Смотрит это Мишка на Цаплю и спрашивает:
"Как твоя фамилия?"
"Глотов, кадет первой роты".
"Что же ты тут в котле делаешь?"
"Приходил, ваше императорское высочество, за лишним пирогом", - отрапортовал Цапля.
Мишка улыбнулся, а потом обернулся к Перышкину и говорит:
"Ну, я вижу, пекарню тебе исправлять не надо. У тебя тесто и без того пищит, и не только пищит - орет во всю глотку!"
Разумеется, Тумба врал, и кадеты знали это! Тем не менее они сидели,
притаив дыхание. Рассказы его были самым большим развлечением в
монотонной лазаретной жизни. [35]
- Ну, Тумба, теперь про ассимптоты с горошком!.. - раздался чей-то голос.
- Нет, про размазню со шпорами, - перебил его другой.
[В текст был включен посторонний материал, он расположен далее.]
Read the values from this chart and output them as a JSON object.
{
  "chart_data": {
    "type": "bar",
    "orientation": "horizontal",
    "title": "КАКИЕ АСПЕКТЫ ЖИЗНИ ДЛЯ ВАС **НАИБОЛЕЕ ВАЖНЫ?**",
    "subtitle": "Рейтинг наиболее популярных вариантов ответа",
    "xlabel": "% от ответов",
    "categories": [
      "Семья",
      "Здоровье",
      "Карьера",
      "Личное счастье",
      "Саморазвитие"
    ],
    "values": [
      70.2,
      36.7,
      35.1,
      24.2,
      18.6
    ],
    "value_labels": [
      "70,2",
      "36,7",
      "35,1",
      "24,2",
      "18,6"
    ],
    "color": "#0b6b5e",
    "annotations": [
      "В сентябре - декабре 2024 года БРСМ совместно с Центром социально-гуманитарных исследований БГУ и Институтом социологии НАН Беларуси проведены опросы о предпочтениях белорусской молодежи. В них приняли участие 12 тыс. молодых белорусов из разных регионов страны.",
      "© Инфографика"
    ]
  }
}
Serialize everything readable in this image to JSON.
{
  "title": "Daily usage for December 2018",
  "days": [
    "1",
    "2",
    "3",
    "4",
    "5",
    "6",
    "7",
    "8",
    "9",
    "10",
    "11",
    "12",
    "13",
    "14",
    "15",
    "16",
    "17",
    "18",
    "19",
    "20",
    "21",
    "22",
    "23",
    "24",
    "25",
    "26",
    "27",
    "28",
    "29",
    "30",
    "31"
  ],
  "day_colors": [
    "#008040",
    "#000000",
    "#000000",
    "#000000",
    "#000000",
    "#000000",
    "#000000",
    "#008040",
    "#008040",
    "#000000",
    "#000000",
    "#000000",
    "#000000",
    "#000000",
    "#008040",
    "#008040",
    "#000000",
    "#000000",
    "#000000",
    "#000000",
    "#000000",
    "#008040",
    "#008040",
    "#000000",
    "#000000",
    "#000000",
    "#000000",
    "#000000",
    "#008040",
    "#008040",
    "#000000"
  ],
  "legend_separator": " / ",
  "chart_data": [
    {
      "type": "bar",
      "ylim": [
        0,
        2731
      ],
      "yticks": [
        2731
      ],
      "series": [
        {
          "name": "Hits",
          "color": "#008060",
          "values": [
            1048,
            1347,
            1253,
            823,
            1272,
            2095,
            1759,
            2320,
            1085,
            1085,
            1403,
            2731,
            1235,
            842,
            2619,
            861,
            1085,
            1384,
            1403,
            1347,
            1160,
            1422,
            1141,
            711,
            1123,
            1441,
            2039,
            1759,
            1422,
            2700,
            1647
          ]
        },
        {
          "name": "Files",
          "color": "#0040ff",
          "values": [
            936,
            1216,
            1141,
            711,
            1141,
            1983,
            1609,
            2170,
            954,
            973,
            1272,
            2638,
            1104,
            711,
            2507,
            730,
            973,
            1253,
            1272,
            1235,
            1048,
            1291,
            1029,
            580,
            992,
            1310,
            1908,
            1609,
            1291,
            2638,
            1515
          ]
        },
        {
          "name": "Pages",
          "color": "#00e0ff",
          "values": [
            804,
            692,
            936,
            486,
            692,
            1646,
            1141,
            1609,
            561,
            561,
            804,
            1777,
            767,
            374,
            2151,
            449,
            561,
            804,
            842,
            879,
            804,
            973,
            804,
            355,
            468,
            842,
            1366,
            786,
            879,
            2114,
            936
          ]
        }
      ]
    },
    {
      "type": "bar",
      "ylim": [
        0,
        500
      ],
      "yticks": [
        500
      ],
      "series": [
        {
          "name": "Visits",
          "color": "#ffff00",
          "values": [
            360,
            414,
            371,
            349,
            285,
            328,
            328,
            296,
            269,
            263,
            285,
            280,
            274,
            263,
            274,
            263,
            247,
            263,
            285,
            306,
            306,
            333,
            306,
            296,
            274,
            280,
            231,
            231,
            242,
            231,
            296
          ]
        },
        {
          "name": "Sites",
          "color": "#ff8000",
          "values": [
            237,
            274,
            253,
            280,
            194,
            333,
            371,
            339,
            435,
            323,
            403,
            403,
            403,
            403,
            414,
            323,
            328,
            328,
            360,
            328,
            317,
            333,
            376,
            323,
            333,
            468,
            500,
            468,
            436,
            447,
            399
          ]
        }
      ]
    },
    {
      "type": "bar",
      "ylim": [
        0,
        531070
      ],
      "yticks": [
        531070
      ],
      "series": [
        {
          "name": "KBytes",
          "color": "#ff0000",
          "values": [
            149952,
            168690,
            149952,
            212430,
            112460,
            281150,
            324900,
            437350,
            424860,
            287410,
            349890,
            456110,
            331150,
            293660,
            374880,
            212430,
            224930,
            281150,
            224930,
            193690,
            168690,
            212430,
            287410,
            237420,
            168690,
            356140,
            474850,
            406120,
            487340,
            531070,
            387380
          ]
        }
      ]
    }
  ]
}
- Ну, что вы, братцы, - ломался Тумба, - хватит с вас на сегодня, надо и на завтра оставить.
- Нет, нет, сегодня!
- Тумба, ну пожалуйста, я тебе завтра пол-обеда уступлю, может, даже целый!
- А я чай!
- А я ужин!
Сраженный такими заманчивыми предложениями, Тумба сдался:
- Из-за вас тут совсем голос потеряешь, - ворчал он, откашливаясь, но,
видимо, довольный успехом. - Ну уж ладно, так и быть, слушайте историю
"О ротном без царя в голове".
Рассказ этот о злополучном ротном, который невпопад что-то отрапортовал
начальству, был широко известен. Тем не менее все слушали с
удовольствием и от души смеялись.
Было далеко за полночь, когда кадеты улеглись спать.